Court Sinks FRCP 37 Spoliation Motion Where Hard Drive Containing Purported Photos Goes Down With Barge
Richard et. al. v. Inland Dredging Company, LLC, Case No. 15-0654 (W.D. La., Sept. 29, 2016) is a case filed by an injured crane operator, and his wife and child. The plaintiff worker fell from the crane due to gaps in the steps and lack of a handrail on the crane. During discovery, Plaintiffs deposed the project manager, Dyer, who testified that there were four steps at the time of the incident and that after the accident, the steps were cut and a fifth step was added.

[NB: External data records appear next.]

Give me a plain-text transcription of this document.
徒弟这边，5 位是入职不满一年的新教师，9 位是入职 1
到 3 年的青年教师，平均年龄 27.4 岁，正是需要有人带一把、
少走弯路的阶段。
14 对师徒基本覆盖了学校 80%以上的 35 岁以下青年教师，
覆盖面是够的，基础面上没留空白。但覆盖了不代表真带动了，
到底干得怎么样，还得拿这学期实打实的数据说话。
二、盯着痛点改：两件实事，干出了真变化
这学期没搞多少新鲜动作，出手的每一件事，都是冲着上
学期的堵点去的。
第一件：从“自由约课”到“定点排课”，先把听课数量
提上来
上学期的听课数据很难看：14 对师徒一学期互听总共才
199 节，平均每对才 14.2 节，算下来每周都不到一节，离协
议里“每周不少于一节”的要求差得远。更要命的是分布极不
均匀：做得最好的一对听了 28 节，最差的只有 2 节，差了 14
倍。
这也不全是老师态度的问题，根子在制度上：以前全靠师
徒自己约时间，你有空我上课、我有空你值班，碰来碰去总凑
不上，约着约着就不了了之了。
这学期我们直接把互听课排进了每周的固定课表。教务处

Dyer also testified that he “probably” took photos of the steps since this was his normal procedure. However, he couldn’t be certain he took the photos because they would have been on his work laptop, which was no longer accessible since the laptop was in his office barge when it sank earlier that year. Dyer further testified that he was never asked for photographs prior to the sinking of the office barge. Plaintiffs filed a Motion for Sanctions, seeking an adverse inference instruction.

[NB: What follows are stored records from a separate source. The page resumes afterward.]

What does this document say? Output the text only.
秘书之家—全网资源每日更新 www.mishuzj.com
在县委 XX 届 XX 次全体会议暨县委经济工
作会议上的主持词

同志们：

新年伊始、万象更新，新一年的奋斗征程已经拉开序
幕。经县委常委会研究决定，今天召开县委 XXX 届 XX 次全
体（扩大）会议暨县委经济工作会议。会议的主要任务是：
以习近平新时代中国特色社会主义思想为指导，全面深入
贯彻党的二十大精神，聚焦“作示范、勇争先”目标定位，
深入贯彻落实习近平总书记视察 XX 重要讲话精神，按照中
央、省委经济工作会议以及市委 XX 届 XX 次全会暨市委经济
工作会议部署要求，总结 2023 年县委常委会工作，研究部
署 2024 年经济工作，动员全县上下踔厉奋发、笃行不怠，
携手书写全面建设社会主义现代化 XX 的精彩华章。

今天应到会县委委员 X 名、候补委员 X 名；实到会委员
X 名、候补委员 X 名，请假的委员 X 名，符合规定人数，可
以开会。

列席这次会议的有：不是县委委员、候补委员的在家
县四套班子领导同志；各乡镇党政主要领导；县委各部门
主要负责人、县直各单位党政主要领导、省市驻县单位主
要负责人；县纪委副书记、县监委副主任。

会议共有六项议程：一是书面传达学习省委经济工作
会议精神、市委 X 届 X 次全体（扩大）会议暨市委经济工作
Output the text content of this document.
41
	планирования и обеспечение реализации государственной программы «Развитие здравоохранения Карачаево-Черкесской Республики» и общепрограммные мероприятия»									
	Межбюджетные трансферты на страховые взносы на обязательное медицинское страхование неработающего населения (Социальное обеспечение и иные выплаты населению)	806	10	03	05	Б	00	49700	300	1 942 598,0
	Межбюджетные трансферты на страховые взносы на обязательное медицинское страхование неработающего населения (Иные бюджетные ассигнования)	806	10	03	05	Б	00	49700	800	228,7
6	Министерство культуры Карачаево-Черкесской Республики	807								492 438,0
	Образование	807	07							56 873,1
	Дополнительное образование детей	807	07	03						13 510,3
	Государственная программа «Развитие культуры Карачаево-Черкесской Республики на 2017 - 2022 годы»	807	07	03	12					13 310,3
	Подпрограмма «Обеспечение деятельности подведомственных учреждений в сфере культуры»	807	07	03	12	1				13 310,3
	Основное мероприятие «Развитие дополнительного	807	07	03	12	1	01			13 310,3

The court expressed that it was “troubled” that Defendant did not ask its employee Dyer for any photographs he may have taken of the accident scene. However, the court determined that spoliation sanctions were not appropriate because Plaintiffs had not established all the elements of FRCP 37(e): that the photos existed; that the photos were lost; that the loss resulted from Defendants’ failure to take reasonable steps to preserve the photos; and that the photos cannot be restored or replaced through additional discovery.

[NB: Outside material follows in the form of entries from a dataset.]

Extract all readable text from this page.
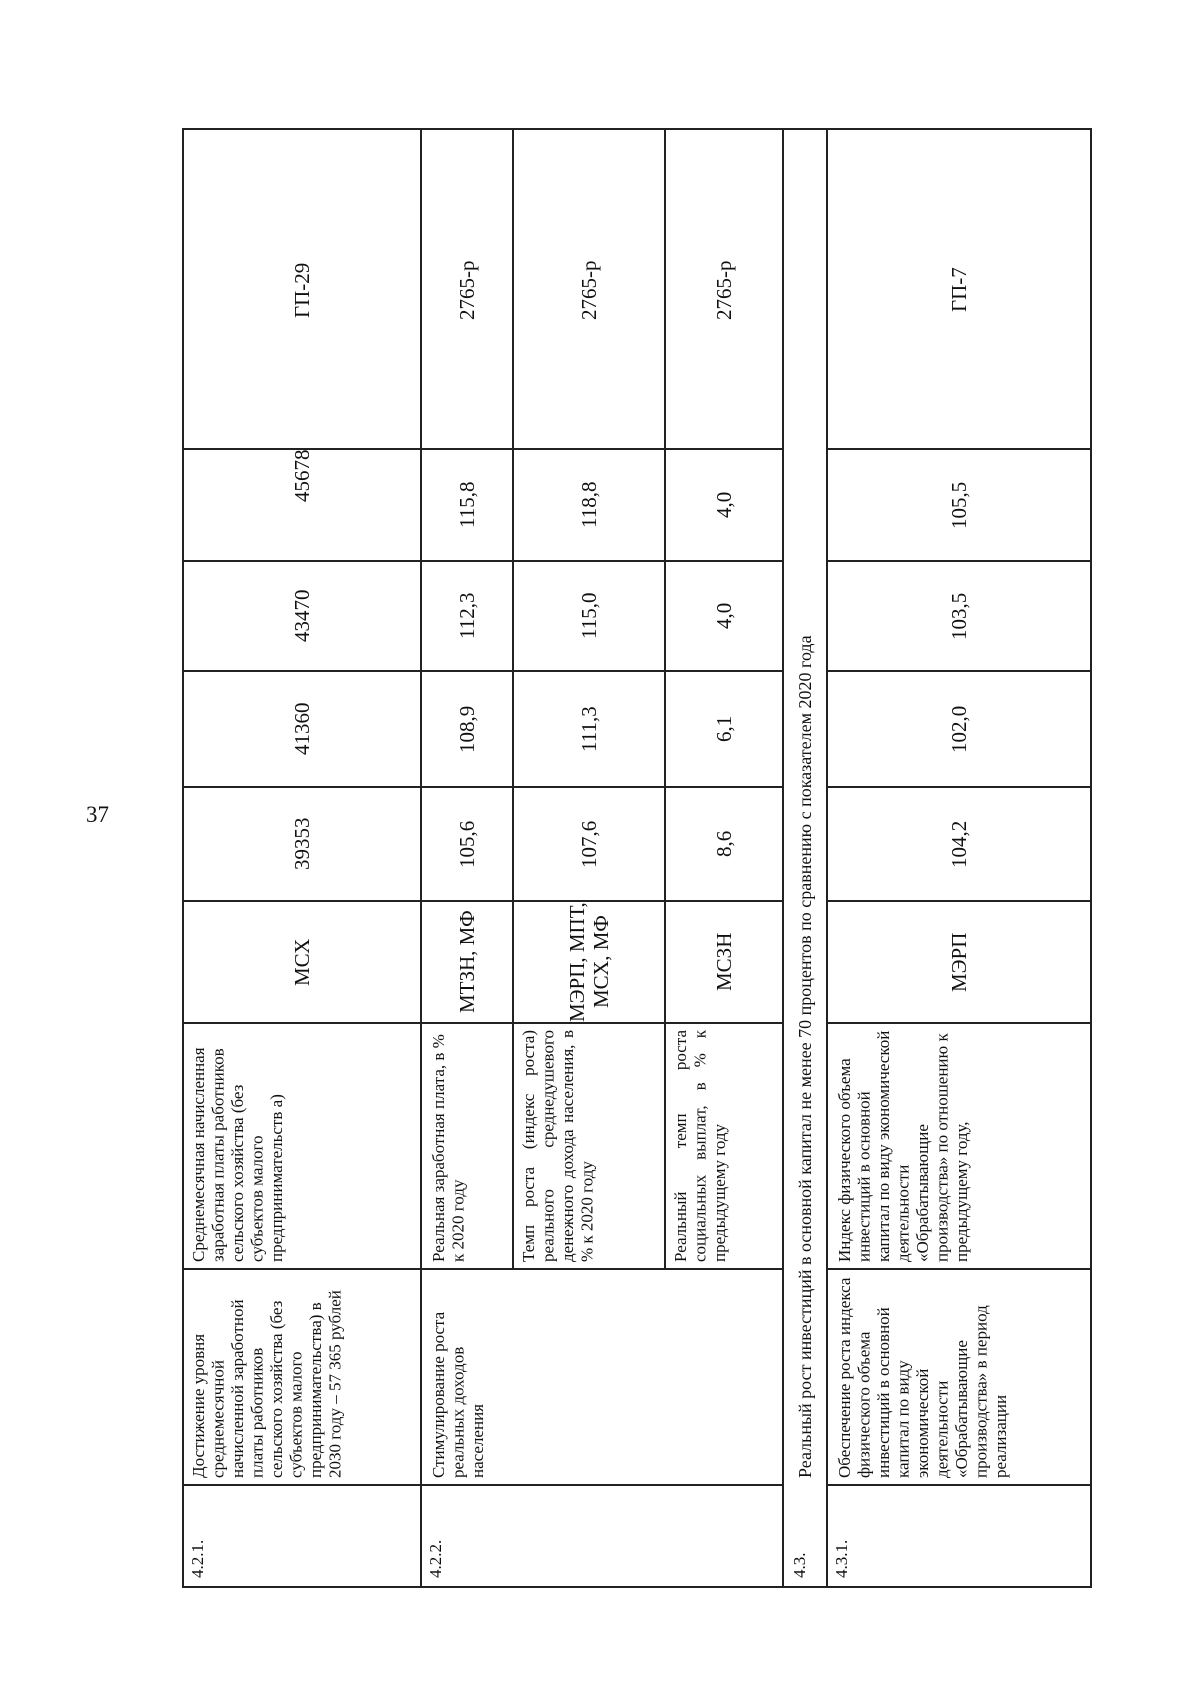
37
4.2.1.
Достижение уровня среднемесячной начисленной заработной платы работников сельского хозяйства (без субъектов малого предпринимательства) в 2030 году – 57 365 рублей
Среднемесячная начисленная заработная платы работников сельского хозяйства (без субъектов малого предпринимательств а)
МСХ
39353
41360
43470
45678
4.2.2.
Стимулирование роста реальных доходов населения
Реальная заработная плата, в % к 2020 году
МТЗН, МФ
105,6
108,9
112,3
115,8
2765-р
Темп роста (индекс роста) реального среднедушевого денежного дохода населения, в % к 2020 году
МЭРП, МПТ, МСХ, МФ
107,6
111,3
115,0
118,8
2765-р
Реальный темп роста социальных выплат, в % к предыдущему году
МСЗН
8,6
6,1
4,0
4,0
2765-р
ГП-29
4.3.
Реальный рост инвестиций в основной капитал не менее 70 процентов по сравнению с показателем 2020 года
4.3.1.
Обеспечение роста индекса физического объема инвестиций в основной капитал по виду экономической деятельности «Обрабатывающие производства» в период реализации
Индекс физического объема инвестиций в основной капитал по виду экономической деятельности «Обрабатывающие производства» по отношению к предыдущему году,
МЭРП
104,2
102,0
103,5
105,5
ГП-7
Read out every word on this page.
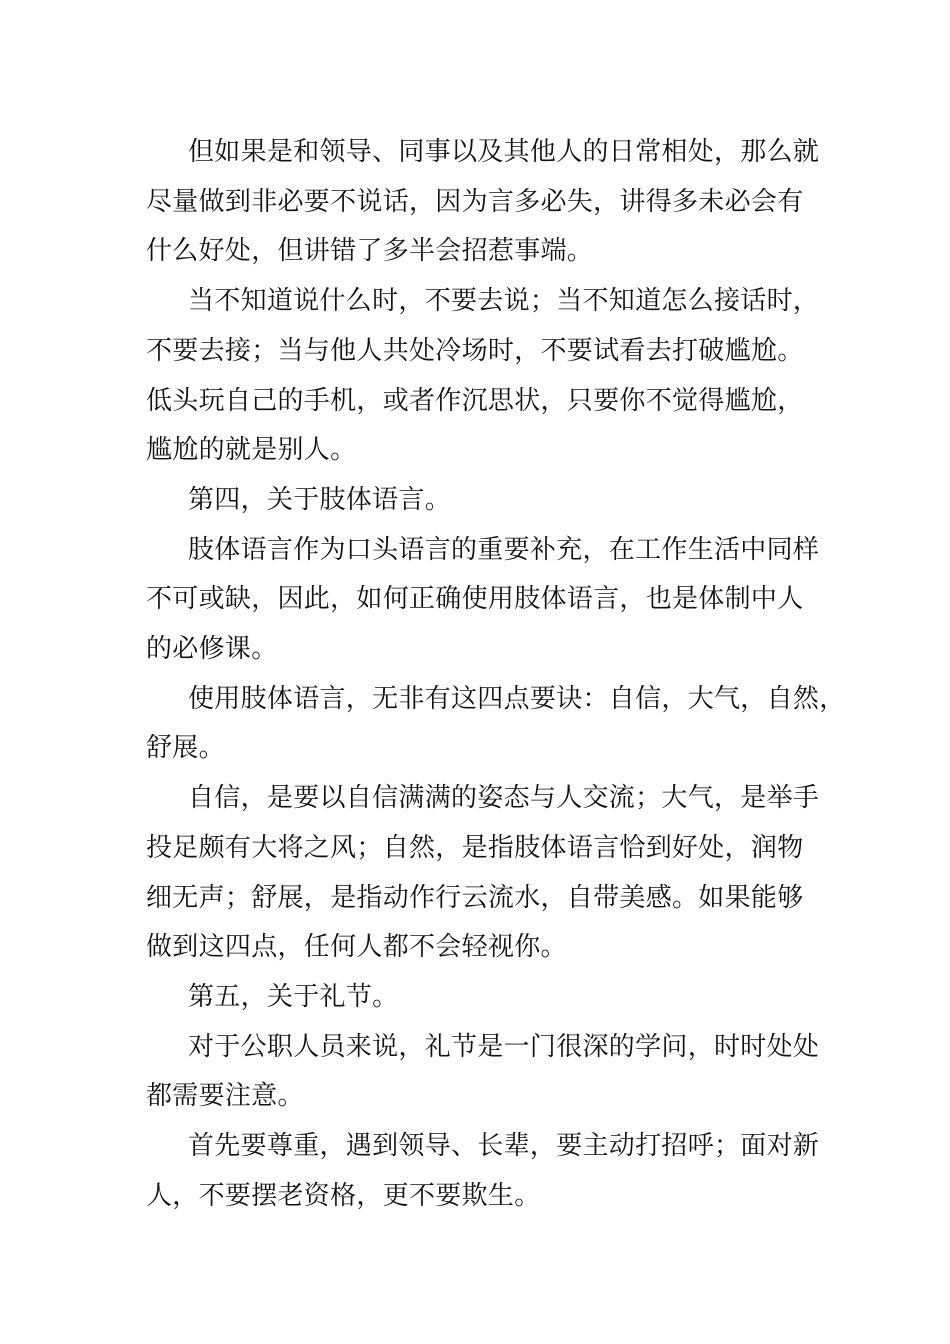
但如果是和领导、同事以及其他人的日常相处，那么就
尽量做到非必要不说话，因为言多必失，讲得多未必会有
什么好处，但讲错了多半会招惹事端。

当不知道说什么时，不要去说；当不知道怎么接话时，
不要去接；当与他人共处冷场时，不要试看去打破尴尬。
低头玩自己的手机，或者作沉思状，只要你不觉得尴尬，
尴尬的就是别人。

第四，关于肢体语言。

肢体语言作为口头语言的重要补充，在工作生活中同样
不可或缺，因此，如何正确使用肢体语言，也是体制中人
的必修课。

使用肢体语言，无非有这四点要诀：自信，大气，自然，
舒展。

自信，是要以自信满满的姿态与人交流；大气，是举手
投足颇有大将之风；自然，是指肢体语言恰到好处，润物
细无声；舒展，是指动作行云流水，自带美感。如果能够
做到这四点，任何人都不会轻视你。

第五，关于礼节。

对于公职人员来说，礼节是一门很深的学问，时时处处
都需要注意。

首先要尊重，遇到领导、长辈，要主动打招呼；面对新
人，不要摆老资格，更不要欺生。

Specifically, the court ruled that Plaintiffs had not shown that the photos even existed in the first place. The court further held that the requisite intent was not shown, as the photographs (if they existed) were lost when the computer hard drive sank along with the barge. Plaintiffs did not show that Defendant caused the barge to sink as a result of any bad faith actions. The court denied Plaintiffs’ Motion.